Hueco #3 / 3a (CLI side). StreamSession gains PlayMethod; when the web
sends "direct", the daemon serves the raw file over /stream (HTTP Range,
no ffmpeg) instead of transcoding to HLS — zero CPU, instant seek. Runs
before the ffmpeg-availability check so direct-play works even with
transcode disabled. Legacy/empty PlayMethod keeps the HLS path, so an old
web that never sends "direct" is unaffected.
/stream and /hls were served with no auth (only CORS + rate limit), so a
funnel- or UPnP-exposed daemon leaked active downloads to anyone with the URL.
Bind a short-lived HMAC token (scope + 6h expiry) to every stream URL the
daemon hands out and verify it on each request:
- /stream + VLC playlist: ?t= query, agent-minted, scope "stream"
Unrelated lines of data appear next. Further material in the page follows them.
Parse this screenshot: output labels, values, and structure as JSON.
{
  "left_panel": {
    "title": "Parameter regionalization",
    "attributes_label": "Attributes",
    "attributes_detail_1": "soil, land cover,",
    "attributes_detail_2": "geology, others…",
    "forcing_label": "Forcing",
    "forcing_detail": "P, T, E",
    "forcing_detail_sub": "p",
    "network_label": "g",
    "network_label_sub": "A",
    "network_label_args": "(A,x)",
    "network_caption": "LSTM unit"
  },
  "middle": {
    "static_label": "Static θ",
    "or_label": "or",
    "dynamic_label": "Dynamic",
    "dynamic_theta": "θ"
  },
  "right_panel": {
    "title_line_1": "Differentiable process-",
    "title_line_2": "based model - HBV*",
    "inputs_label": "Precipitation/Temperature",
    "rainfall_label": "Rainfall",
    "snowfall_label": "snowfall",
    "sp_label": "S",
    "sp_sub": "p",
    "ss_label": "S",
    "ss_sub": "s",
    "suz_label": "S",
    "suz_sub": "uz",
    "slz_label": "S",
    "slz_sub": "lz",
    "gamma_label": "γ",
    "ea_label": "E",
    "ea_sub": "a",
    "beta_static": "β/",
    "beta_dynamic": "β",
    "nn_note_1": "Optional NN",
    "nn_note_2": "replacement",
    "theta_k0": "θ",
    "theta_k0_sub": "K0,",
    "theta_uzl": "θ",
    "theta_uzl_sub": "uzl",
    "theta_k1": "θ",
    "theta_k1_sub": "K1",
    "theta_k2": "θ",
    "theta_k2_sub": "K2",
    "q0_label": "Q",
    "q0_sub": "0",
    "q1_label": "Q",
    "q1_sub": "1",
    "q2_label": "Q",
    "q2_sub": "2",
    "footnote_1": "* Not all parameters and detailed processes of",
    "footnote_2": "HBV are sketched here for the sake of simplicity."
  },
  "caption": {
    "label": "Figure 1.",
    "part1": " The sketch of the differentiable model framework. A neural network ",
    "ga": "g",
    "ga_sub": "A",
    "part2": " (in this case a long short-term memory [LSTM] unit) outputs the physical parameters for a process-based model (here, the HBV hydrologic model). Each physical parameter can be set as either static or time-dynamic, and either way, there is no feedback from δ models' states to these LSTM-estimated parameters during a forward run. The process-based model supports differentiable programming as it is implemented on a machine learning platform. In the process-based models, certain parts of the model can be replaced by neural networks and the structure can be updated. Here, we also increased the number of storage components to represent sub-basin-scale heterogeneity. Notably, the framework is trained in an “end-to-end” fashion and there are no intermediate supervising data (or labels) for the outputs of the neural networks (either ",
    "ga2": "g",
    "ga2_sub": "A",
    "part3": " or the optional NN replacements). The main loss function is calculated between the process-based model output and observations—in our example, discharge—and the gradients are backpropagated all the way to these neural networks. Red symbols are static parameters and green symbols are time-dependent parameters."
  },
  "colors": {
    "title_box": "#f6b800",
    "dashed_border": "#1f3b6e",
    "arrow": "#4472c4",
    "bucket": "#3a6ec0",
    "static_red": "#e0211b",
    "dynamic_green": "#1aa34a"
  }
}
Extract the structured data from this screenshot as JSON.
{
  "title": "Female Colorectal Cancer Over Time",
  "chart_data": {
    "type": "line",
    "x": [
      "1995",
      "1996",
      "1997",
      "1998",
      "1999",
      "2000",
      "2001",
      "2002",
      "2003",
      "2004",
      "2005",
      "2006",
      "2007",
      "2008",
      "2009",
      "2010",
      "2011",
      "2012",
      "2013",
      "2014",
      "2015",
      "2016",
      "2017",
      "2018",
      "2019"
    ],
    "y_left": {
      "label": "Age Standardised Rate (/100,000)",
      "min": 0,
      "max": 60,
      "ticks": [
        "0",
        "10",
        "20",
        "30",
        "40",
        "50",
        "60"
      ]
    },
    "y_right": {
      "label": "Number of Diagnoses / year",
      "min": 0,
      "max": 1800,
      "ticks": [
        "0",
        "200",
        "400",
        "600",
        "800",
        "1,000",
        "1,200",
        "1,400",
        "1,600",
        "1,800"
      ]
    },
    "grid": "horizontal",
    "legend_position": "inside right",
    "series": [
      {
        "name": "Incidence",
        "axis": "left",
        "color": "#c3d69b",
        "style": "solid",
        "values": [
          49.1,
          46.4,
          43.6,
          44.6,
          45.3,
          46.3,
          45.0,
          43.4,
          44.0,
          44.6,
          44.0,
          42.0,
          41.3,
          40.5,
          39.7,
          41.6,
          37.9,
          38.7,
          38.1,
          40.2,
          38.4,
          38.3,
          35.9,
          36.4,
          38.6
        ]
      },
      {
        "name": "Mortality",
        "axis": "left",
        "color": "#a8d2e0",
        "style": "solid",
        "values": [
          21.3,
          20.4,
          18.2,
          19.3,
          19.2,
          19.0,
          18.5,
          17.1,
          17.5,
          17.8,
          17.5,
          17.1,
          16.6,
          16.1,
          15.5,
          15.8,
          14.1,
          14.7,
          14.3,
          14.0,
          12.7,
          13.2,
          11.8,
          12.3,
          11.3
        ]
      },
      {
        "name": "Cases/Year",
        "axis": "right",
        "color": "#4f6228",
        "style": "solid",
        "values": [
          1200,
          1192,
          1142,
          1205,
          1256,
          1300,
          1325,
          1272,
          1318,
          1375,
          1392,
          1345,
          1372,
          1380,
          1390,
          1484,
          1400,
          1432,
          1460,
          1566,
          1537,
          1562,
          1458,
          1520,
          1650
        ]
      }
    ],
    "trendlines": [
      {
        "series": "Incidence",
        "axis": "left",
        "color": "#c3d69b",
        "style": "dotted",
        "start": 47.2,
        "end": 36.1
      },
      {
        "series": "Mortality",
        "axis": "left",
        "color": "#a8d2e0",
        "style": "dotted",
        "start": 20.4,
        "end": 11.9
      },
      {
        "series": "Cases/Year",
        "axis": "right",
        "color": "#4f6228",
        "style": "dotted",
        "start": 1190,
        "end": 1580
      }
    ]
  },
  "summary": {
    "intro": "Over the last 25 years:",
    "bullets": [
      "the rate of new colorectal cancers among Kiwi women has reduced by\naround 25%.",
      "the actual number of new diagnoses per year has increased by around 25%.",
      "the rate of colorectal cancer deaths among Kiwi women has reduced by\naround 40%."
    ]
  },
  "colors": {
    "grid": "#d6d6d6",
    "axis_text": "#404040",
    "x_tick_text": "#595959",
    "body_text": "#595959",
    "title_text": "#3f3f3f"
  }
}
- /hls: path segment /hls/<session>/<token>/<resource>, web-minted with the
agent's reported secret, scope "hls:<session>" — relative playlist URIs
inherit it with no rewriting
- NO loopback exemption: cloudflared relays public funnel traffic over
localhost, so a loopback source address is not a trust signal
- the agent reports its per-run signing key on register only when enforcing
- require_stream_token config (default true); secret fails hard if rand fails
- /playlist.m3u no longer self-mints a token (was an open token oracle)
Roadmap: Docs/plans/unarr-agent-roadmap.md (hueco #1).
Deploy the web HLS-minting change BEFORE shipping this agent release.